Il giudice italiano, quindi, non può e non deve conoscere della regolarità degli atti di esecuzione di attività di indagine compiuta dall’autorità giudiziaria straniera (nel caso di specie quella francese), giacché detta l’attività investigativa è eseguita secondo la legislazione dello Stato estero; e, a maggior ragione, ciò vale ove l’originaria attività investigativa non sia stata compiuta su richiesta dell’autorità giudiziaria italiana, ma sia stata eseguita, nell’ambito di altro procedimento instaurato nel detto Stato, su iniziativa di quell’Autorità.
Secondo la tesi in esame, si tratta di una richiesta di acquisizione degli esiti documentali di attività d’indagine che l’Autorità straniera ha già svolto, nella sua piena autonomia, nel rispetto della sua legislazione in relazione ad altri reati; pertanto la tutela giurisdizionale relativa a tali atti non può che trovare spazio in tale altro ordinamento.
Né, si è osservato (cfr. Sez. 1 – n. 6364 del 13/10/2022 (dep. 15/02/2023) Rv. 283998 – 01 cit.), trova pregio l’argomento inerente un’asserita incompatibilità delle chat così acquisite con il diritto interno, nella misura in cui si faccia riferimento alla necessità di verificare che all’attività investigativa di cui si tratta nello Stato estero abbia provveduto un giudice e non un pubblico ministero, in ragione della sopravvenuta disciplina dello Stato italiano in materia di acquisizione di tabulati introdotta con il d.l. 30 settembre 2021, n. 132, convertito, con modificazioni, dalla legge 23 novembre 2021, n. 178. Ciò in ragione innanzitutto (e ancor prima della eventuale verifica dell’intervento, in ogni caso, all’estero, dell’Autorità Giudiziaria ai fini della acquisizione dei dati in parola), del rilievo per cui ciò che viene acquisito, nel quadro in esame, sono documenti informatici e non “dati esteriori” (il riferimento è ai tabulati, dei quali le Sezioni Unite n. 21 del 13/07/1998, Gallieri, Rv. 211196 – 01, hanno offerto una utile definizione, precisando che “essi costituiscono la documentazione in forma intellegibile del flusso informatico relativo ai dati esterni al contenuto delle conversazioni”).
E’ su queste basi, così sintetizzate, che si esclude dunque, secondo un diffuso orientamento di legittimità, che l’acquisizione in esame debba essere oggetto, ai fini della utilizzabilità dei dati versati in atti, di preventiva o successiva verifica della sua legittimità da parte del giudice nazionale.

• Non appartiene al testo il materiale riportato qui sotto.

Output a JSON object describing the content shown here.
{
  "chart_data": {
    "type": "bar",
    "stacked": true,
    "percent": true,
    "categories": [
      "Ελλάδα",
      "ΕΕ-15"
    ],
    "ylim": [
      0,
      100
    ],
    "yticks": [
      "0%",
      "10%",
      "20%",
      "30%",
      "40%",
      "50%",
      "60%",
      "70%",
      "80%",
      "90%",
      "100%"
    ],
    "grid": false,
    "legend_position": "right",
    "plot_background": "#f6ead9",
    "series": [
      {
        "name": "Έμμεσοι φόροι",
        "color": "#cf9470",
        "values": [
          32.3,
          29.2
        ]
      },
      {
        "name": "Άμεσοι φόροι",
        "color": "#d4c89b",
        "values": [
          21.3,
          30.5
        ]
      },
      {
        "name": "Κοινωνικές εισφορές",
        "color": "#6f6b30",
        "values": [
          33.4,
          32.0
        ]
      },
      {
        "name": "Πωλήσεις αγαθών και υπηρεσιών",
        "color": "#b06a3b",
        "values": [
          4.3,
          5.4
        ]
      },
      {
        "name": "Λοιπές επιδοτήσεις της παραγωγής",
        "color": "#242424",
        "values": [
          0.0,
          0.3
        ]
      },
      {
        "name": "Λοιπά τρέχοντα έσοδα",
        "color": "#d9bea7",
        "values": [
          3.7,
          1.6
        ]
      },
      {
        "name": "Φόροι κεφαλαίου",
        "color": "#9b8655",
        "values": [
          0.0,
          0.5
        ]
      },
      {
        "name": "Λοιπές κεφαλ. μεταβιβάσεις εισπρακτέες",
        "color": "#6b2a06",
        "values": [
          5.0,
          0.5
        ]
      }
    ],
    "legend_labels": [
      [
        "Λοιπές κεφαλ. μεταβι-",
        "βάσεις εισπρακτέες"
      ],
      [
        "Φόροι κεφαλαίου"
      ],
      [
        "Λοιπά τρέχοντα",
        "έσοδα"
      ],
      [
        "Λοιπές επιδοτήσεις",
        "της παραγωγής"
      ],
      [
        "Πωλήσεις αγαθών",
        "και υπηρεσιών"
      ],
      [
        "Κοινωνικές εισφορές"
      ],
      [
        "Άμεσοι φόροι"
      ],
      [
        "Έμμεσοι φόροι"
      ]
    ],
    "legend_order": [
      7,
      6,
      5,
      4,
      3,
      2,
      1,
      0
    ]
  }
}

5. Per esigenze di completezza, occorre aggiungere che corollari della suesposta tesi della acquisibilità, nel quadro dell’art. 234-bis cod. proc. pen., di messaggi su chat di gruppo presso Autorità Giudiziaria straniera che ne abbia eseguito la decrittazione sono inoltre, in sintesi, anche i seguenti principi, variamente rinvenibili nelle decisioni di legittimità sopra citate e in parte già sopra accennati. Si tratta:
– della legittimità del ricorso, per chiedere la trasmissione di documentazione già acquisita dall’Autorità Giudiziaria estera, ad un O.E.I. emesso dal PM nazionale; della rinvenibilità del consenso all’acquisizione dei dati, da parte del “legittimo titolare” di quei documenti conservati all’estero, come previsto dall’art. 234 bis cod. proc. pene, nell’assenso che proviene dal soggetto che di quei documenti o di quei dati poteva disporre: da intendersi come persona giuridica che di quei documenti o di quei dati poteva disporre in forza di un legittimo titolo secondo l’ordinamento giuridico del Paese estero, identificabile non soltanto nella persona fisica e\o giuridica che procede alla trasmissione e alla conservazione dei dati, ma anche nella polizia giudiziaria, nell’autorità giudiziaria, nella persona offesa, nell’amministrazione pubblica, nella società che gestisce il servizio telefonico, nell’internet service provider (in motivazione sez. 1 – n. 6364 del 13/10/2022 Rv. 283998 – 01 cit.);
– dell’esclusione, salvo allegazione di specifici e concreti elementi di segno contrario, della ricorrenza di alterazioni o manipolazioni dei testi captati anche in assenza della fornitura dell’algoritmo necessario, in quanto secondo la scienza informatica, risulterebbe impossibile, ove la chiave di decrittazione non fosse corretta, ottenere un testo avente un significato intellegibile sebbene difforme da quello reale, potendosi, al più, imbattersi in una sequenza alfanumerica o simbolica (detta “stringa”) priva di senso alcuno (in motivazione Sez. 4 – n. 30395 del 21/04/2022 Rv. 283454 – 01; sullo stesso tema e sul diritto di difesa in tema di decrittazione di dati informatici anche sez. 6 -, n. 14395 del 27/11/2018 (dep.02/04/2019) Rv. 275534 – 01)
– dell’affidamento della garanzia del rispetto dei diritti fondamentali, nell’ambito del procedimento di cui all’O.E.I., in primo luogo allo Stato membro di emissione, che si deve presumere rispetti il diritto dell’Unione.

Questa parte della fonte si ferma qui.